Right now, I’m building out several original concepts, including:

  • The Food Truck – a lean, indie horror thriller centered on one killer location.
  • Tomb of the Troll King – I'm bringing back sword & sorcery with a gritty, low-budget attitude.
  • Redneck Kaiju – giant monsters, backwoods mayhem, and a ton of potential.

That's just three out of dozens that I have slithering, stalking, and fluttering around inside my fevered brain.

If you’re a producer or studio looking for original, market-ready content to develop or option, let’s talk. My bench is deep, and I’m always generating new material.

wil@nogglestones.com

Hollywood’s having a nostalgia hangover.

Reboots, sequels, and spinoffs aren’t delivering like they used to. Audiences are ready for bold, new stories. The kind of stories that haven’t been chewed over by a dozen previous installments. And that’s exactly what I’m focused on creating.
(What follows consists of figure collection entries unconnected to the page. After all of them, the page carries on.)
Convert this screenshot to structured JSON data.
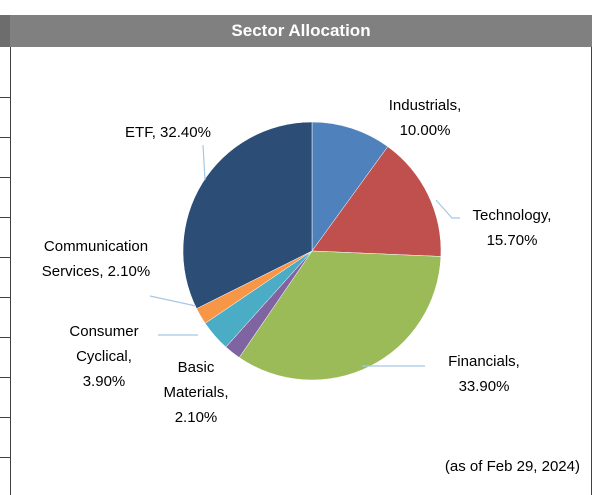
{
  "chart_data": {
    "type": "pie",
    "title": "Sector Allocation",
    "note": "(as of Feb 29, 2024)",
    "labels": [
      "Industrials, 10.00%",
      "Technology, 15.70%",
      "Financials, 33.90%",
      "Basic Materials, 2.10%",
      "Consumer Cyclical, 3.90%",
      "Communication Services, 2.10%",
      "ETF, 32.40%"
    ],
    "values": [
      10,
      15.7,
      33.9,
      2.1,
      3.9,
      2.1,
      32.4
    ],
    "colors": [
      "#4f81bd",
      "#c0504d",
      "#9bbb59",
      "#8064a2",
      "#4bacc6",
      "#f79646",
      "#2c4d75"
    ]
  }
}
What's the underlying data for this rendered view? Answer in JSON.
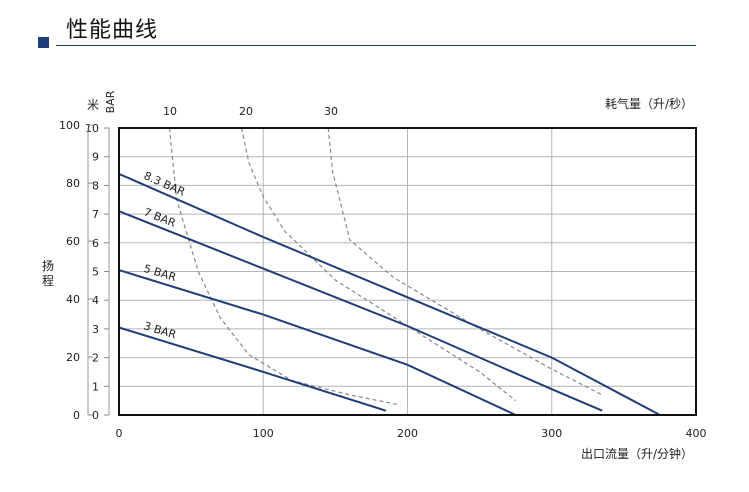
{
  "header": {
    "title": "性能曲线"
  },
  "chart_data": {
    "type": "line",
    "x_label": "出口流量（升/分钟）",
    "x_ticks": [
      0,
      100,
      200,
      300,
      400
    ],
    "xlim": [
      0,
      400
    ],
    "y_left_outer_label": "扬程",
    "y_left_outer_unit": "米",
    "y_left_outer_ticks": [
      0,
      20,
      40,
      60,
      80,
      100
    ],
    "y_left_inner_unit": "BAR",
    "y_left_inner_ticks": [
      0,
      1,
      2,
      3,
      4,
      5,
      6,
      7,
      8,
      9,
      10
    ],
    "ylim_bar": [
      0,
      10
    ],
    "top_axis_label": "耗气量（升/秒）",
    "top_axis_ticks": [
      10,
      20,
      30
    ],
    "grid": true,
    "pressure_series": [
      {
        "name": "8.3 BAR",
        "points": [
          [
            0,
            8.4
          ],
          [
            100,
            6.2
          ],
          [
            200,
            4.1
          ],
          [
            300,
            2.0
          ],
          [
            375,
            0
          ]
        ]
      },
      {
        "name": "7 BAR",
        "points": [
          [
            0,
            7.1
          ],
          [
            100,
            5.1
          ],
          [
            200,
            3.1
          ],
          [
            300,
            0.9
          ],
          [
            335,
            0.15
          ]
        ]
      },
      {
        "name": "5 BAR",
        "points": [
          [
            0,
            5.05
          ],
          [
            100,
            3.5
          ],
          [
            200,
            1.75
          ],
          [
            275,
            0
          ]
        ]
      },
      {
        "name": "3 BAR",
        "points": [
          [
            0,
            3.05
          ],
          [
            100,
            1.5
          ],
          [
            185,
            0.15
          ]
        ]
      }
    ],
    "air_consumption_series": [
      {
        "name": "10",
        "points": [
          [
            35,
            10
          ],
          [
            40,
            7.5
          ],
          [
            55,
            5.0
          ],
          [
            70,
            3.4
          ],
          [
            90,
            2.1
          ],
          [
            120,
            1.2
          ],
          [
            160,
            0.7
          ],
          [
            195,
            0.35
          ]
        ]
      },
      {
        "name": "20",
        "points": [
          [
            85,
            10
          ],
          [
            90,
            8.8
          ],
          [
            100,
            7.6
          ],
          [
            115,
            6.4
          ],
          [
            150,
            4.7
          ],
          [
            200,
            3.1
          ],
          [
            250,
            1.5
          ],
          [
            275,
            0.5
          ]
        ]
      },
      {
        "name": "30",
        "points": [
          [
            145,
            10
          ],
          [
            148,
            8.5
          ],
          [
            160,
            6.1
          ],
          [
            190,
            4.8
          ],
          [
            250,
            3.0
          ],
          [
            300,
            1.6
          ],
          [
            335,
            0.7
          ]
        ]
      }
    ]
  }
}
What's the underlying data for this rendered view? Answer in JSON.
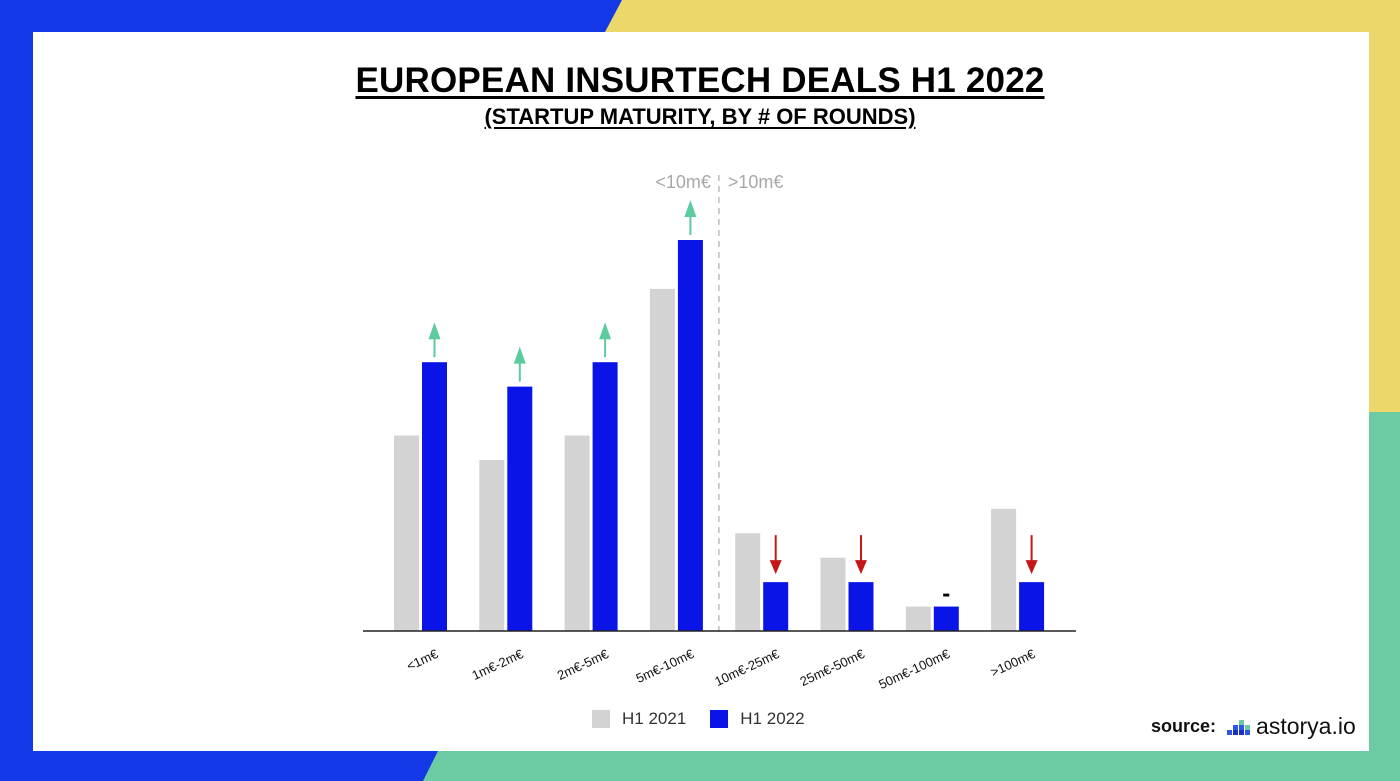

I’m a screenwriter and IP developer with a track record of getting projects made, including my recently released indie horror film Bone Hill, the sci-fi actioner Winter: Battleground, and a portfolio of work-for-hire screenplays for studios like Epic Pictures.

I’ve also written and published multiple novels, including The Whisper King series, which was once optioned by Platinum Studios and featured in The Hollywood Reporter.

But unlike Hollywood, I’m not here to coast on the past.

I’m actively looking for freelance screenwriting work, development opportunities, and creative partnerships. I’ve got a slate of ready-to-go scripts and fresh IP across horror, sci-fi, fantasy, and animation. And I’m always hungry to collaborate on something new and exciting.

If you’re a producer, exec, or investor looking to break away from the IP graveyard and take a chance on something original, let’s talk.

DM me, email me (wil@nogglestones.com) or connect.

Let’s forge the future together!

A quick reminder from the trenches of networking and pitching…

Sometimes when you're reaching out to potential collaborators, producers, or industry contacts, you're going to miss the mark. Maybe you contact the wrong department. Maybe your pitch isn't a fit. It happens. We're all human.

But there's no excuse for being rude to someone who approaches you professionally.

I recently got a snippy response from someone after a polite inquiry. I won’t name names because this isn’t about revenge or finger-pointing... it's about a broader truth: you never know who you’re talking to, or where they might end up.

I’ve interviewed for jobs I didn’t get, but because the person on the other end treated me with kindness and respect, we ended up working together on a different project years later. That kind of professionalism builds bridges. Rudeness? It burns them before they even exist.

And honestly, I’ve been on the other side too. At my day job, I sometimes turn away walk-in salespeople or cold pitches that don’t fit what we do. I get the instinct to shut things down quickly. But professionalism is about how we do it. A simple, respectful “no thanks” can keep doors open down the line, and preserve your own reputation in the process.

So to anyone out there in casting, producing, distribution, or any field really, keep in mind: your reputation doesn’t just rest on your résumé. It rests on how you treat people when you think they can’t do anything for you.

Because one day, they might.

Have you had a similar experience—on either side of the equation? Feel free to share. I’d love to hear how others have handled this kind of situation.